Na década de 1990, Carlos Monteiro, epidemiologista brasileiro, notou algo alarmante: as taxas de obesidade entre as crianças estavam aumentando rapidamente.
Para tentar entender o motivo, ele e seus colegas da USP analisaram dados sobre os padrões de compra de alimentos das famílias brasileiras para ver se houve mudanças nos últimos anos. Eles descobriram que as pessoas estavam comprando menos açúcar, sal, óleos de cozinha e alimentos básicos como feijão e arroz e mais alimentos processados, como refrigerantes, salsichas, massa instantânea, pães e biscoitos.
Para descrever essa segunda categoria de alimentos a equipe introduziu um novo termo na literatura científica — alimentos ultraprocessados, ou UPFs (sigla em inglês). Posteriormente, eles vinculariam os UPFs ao ganho de peso em crianças e adultos no Brasil.

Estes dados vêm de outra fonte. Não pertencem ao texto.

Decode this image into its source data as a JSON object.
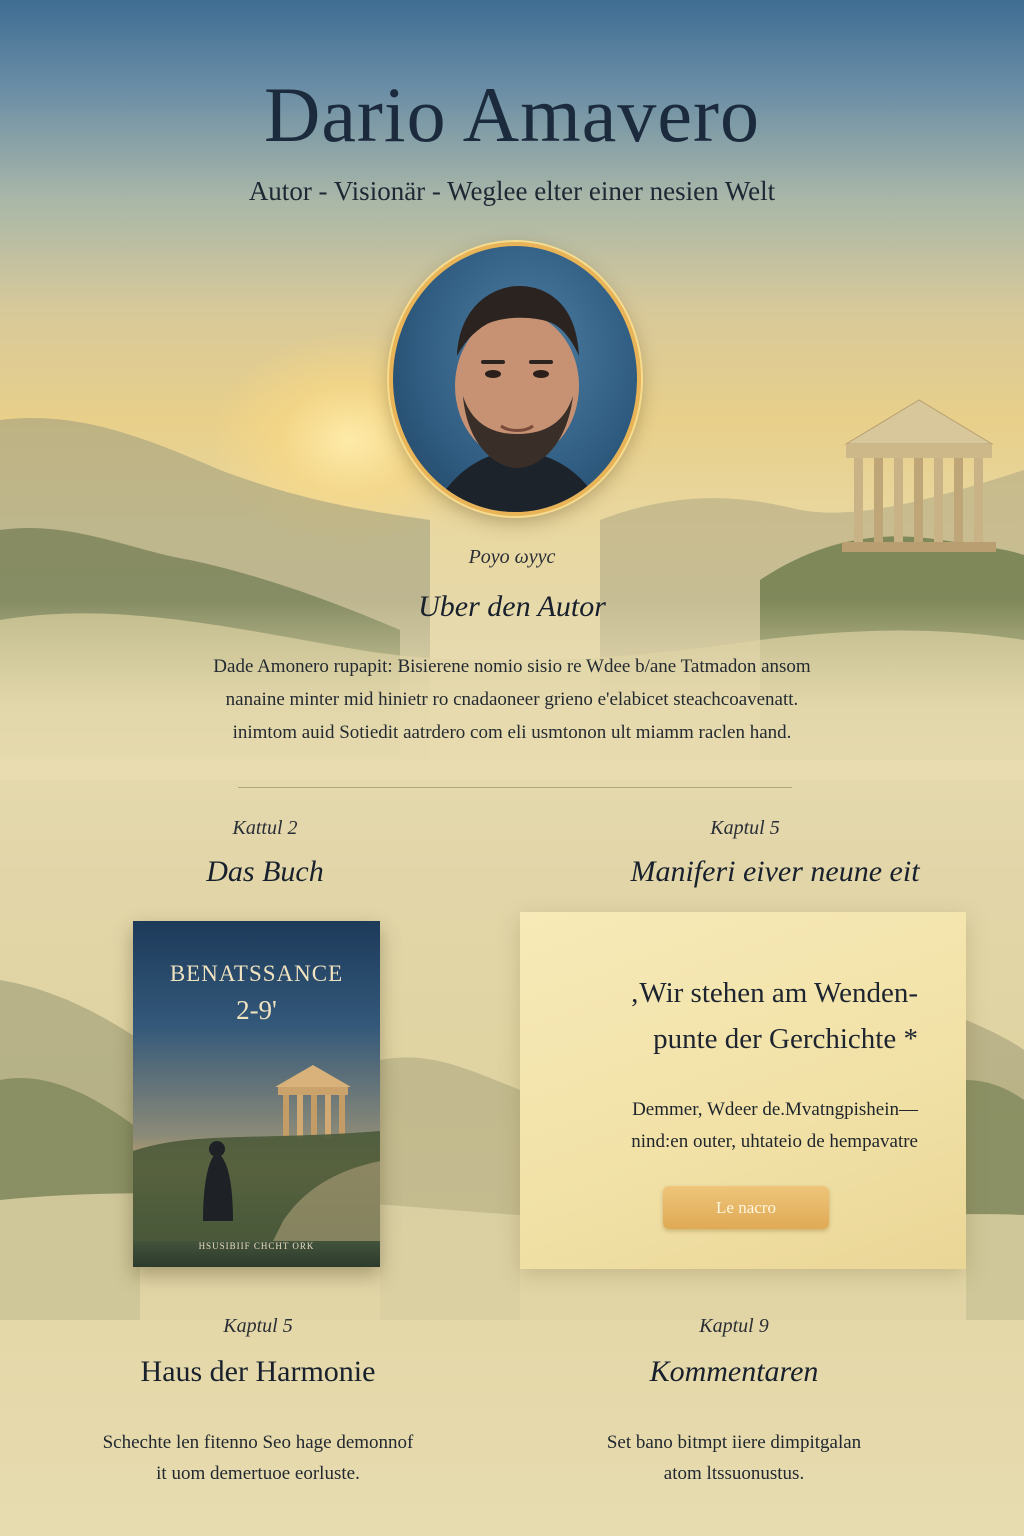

Desde então, cientistas encontraram associações entre os UPFs e uma variedade de condições de saúde, incluindo doenças cardíacas, diabetes tipo 2, obesidade, doenças gastrointestinais e depressão, além de morte precoce. Isso é preocupante já que os alimentos ultraprocessados se tornaram uma parte importante da dieta das pessoas em todo o mundo. Nos Estados Unidos, por exemplo, eles representam 67% das calorias consumidas por crianças e adolescentes.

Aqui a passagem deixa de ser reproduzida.